Phoenix, FAA propose plan to address rerouting of Sky Harbor flight paths

The FAA will consider and develop new flight path routes after neighbors and the city of Phoenix sued the FAA for changing its original flight path without notification.

PHOENIX - The City of Phoenix and the FAA proposed a plan to resolve noise concerns resulting from the rerouting of flight paths at Sky Harbor.  

The groups filed a joint petition Thursday to move forward months after the U.S. Court of Appeals for the District of Columbia Circuit ruled in favor of lawsuits filed against the FAA over the September 2014 flight path changes.

PREVIOUSLY: Court ruling overturns FAA rerouting of Sky Harbor flight paths

In its ruling, the court said the FAA found that there was a possibility for controversy resulting from the changes, but "did not notify local citizens and community leaders ... much less allow citizens and leaders to weigh in" as the FAA was "obligated to."

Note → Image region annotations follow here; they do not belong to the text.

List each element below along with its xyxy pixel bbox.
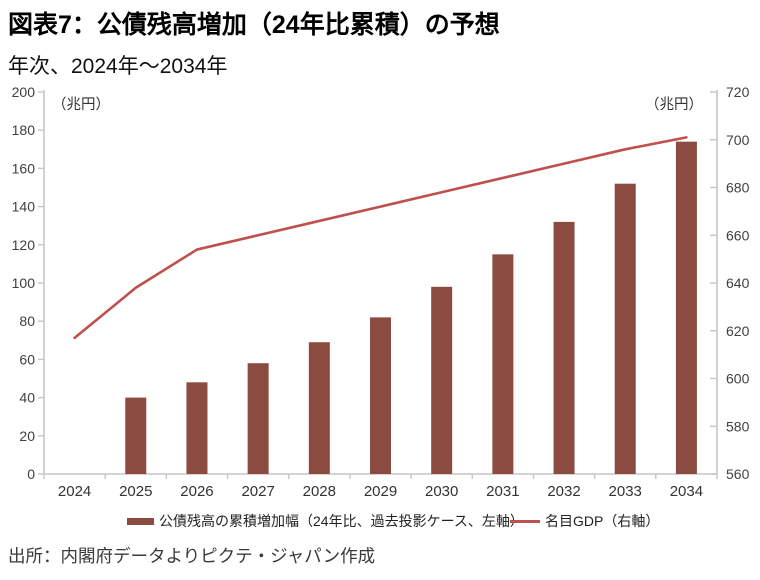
left-axis-tick-label: 180	[12, 122, 36, 138]
x-axis-category-label: 2026	[180, 483, 213, 500]
bar-2032	[553, 221, 575, 474]
line-series-swatch	[510, 519, 540, 523]
gdp-line	[73, 136, 688, 340]
bar-2028	[308, 342, 330, 474]
legend-item-line: 名目GDP（右軸）	[510, 512, 659, 530]
x-axis-category-label: 2029	[364, 483, 397, 500]
right-axis-unit-label: （兆円）	[645, 96, 703, 113]
left-axis-tick-label: 160	[12, 160, 36, 176]
bar-2034	[675, 141, 697, 474]
bar-2027	[247, 363, 269, 474]
right-axis-tick-label: 680	[726, 180, 750, 196]
right-axis-tick-label: 700	[726, 132, 750, 148]
left-axis-tick-label: 140	[12, 199, 36, 215]
x-axis-category-label: 2025	[119, 483, 152, 500]
bar-2025	[125, 397, 147, 474]
left-axis-unit-label: （兆円）	[52, 96, 110, 113]
x-axis-category-label: 2024	[58, 483, 91, 500]
right-axis-tick-label: 640	[726, 275, 750, 291]
chart-canvas: 0 20 40 60 80 100 120 140 160 180 200 560 580 600 620 6…	[12, 85, 750, 500]
bar-2031	[492, 254, 514, 474]
right-axis-tick-label: 620	[726, 323, 750, 339]
left-axis-tick-label: 80	[19, 313, 35, 329]
x-axis-category-label: 2033	[609, 483, 642, 500]
bar-series-swatch	[127, 517, 154, 525]
bar-2033	[614, 183, 636, 474]
left-axis-tick-label: 200	[12, 85, 36, 100]
chart-title: 図表7：公債残高増加（24年比累積）の予想	[8, 11, 500, 39]
x-axis-category-label: 2031	[486, 483, 519, 500]
right-axis-tick-label: 600	[726, 371, 750, 387]
right-axis-tick-label: 560	[726, 466, 750, 482]
left-axis-tick-label: 120	[12, 237, 36, 253]
left-axis-tick-label: 20	[19, 428, 35, 444]
chart-legend: 公債残高の累積増加幅（24年比、過去投影ケース、左軸） 名目GDP（右軸）	[0, 512, 760, 534]
bar-2026	[186, 382, 208, 474]
left-axis-tick-label: 0	[27, 466, 35, 482]
left-axis-tick-label: 60	[19, 351, 35, 367]
bar-series-label: 公債残高の累積増加幅（24年比、過去投影ケース、左軸）	[159, 513, 524, 529]
x-axis-category-label: 2027	[241, 483, 274, 500]
x-axis-category-label: 2034	[670, 483, 703, 500]
left-axis-tick-label: 40	[19, 390, 35, 406]
right-axis-tick-label: 660	[726, 227, 750, 243]
right-axis-tick-label: 580	[726, 418, 750, 434]
x-axis-category-label: 2028	[303, 483, 336, 500]
x-axis-category-label: 2032	[547, 483, 580, 500]
x-axis-category-label: 2030	[425, 483, 458, 500]
bar-2030	[431, 286, 453, 474]
source-note: 出所：内閣府データよりピクテ・ジャパン作成	[8, 546, 376, 566]
right-axis-tick-label: 720	[726, 85, 750, 100]
line-series-label: 名目GDP（右軸）	[545, 513, 660, 529]
left-axis-tick-label: 100	[12, 275, 36, 291]
legend-item-bars: 公債残高の累積増加幅（24年比、過去投影ケース、左軸）	[127, 512, 524, 530]
bar-2029	[370, 317, 391, 474]
chart-subtitle: 年次、2024年～2034年	[8, 55, 228, 78]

The FAA, according to a release, had concerns that complying with the ruling would increase delays at Sky Harbor while changes were made. The groups reached an agreement that would "mitigate noise," without concern for increased delays.

The plan has two steps, according to a release from the city.

Step one

The FAA, with support from the City, would engage in community outreach while creating temporary departure procedures to the west, approximating the pre-2014 routes. These procedures are planned to be used starting in April 2018.

Step two

The FAA would develop new satellite-based procedures for the westbound departures and consider routes that approximate the pre- September 2014 routes near the airport. The FAA would also consider feedback on procedures throughout the Phoenix area. The FAA would engage in community outreach while developing these procedures.

The Court must approve the petition. If it does, according to the City of Phoenix, the first community meeting is anticipated to take place in February of 2018.

“This agreement will make sure that those most impacted by noise as a result of the 2014 changes will get quicker relief," Phoenix Mayor Greg Stanton said. "It also means that in considering future changes, the FAA will abide by the law and follow the public process that our residents deserve.”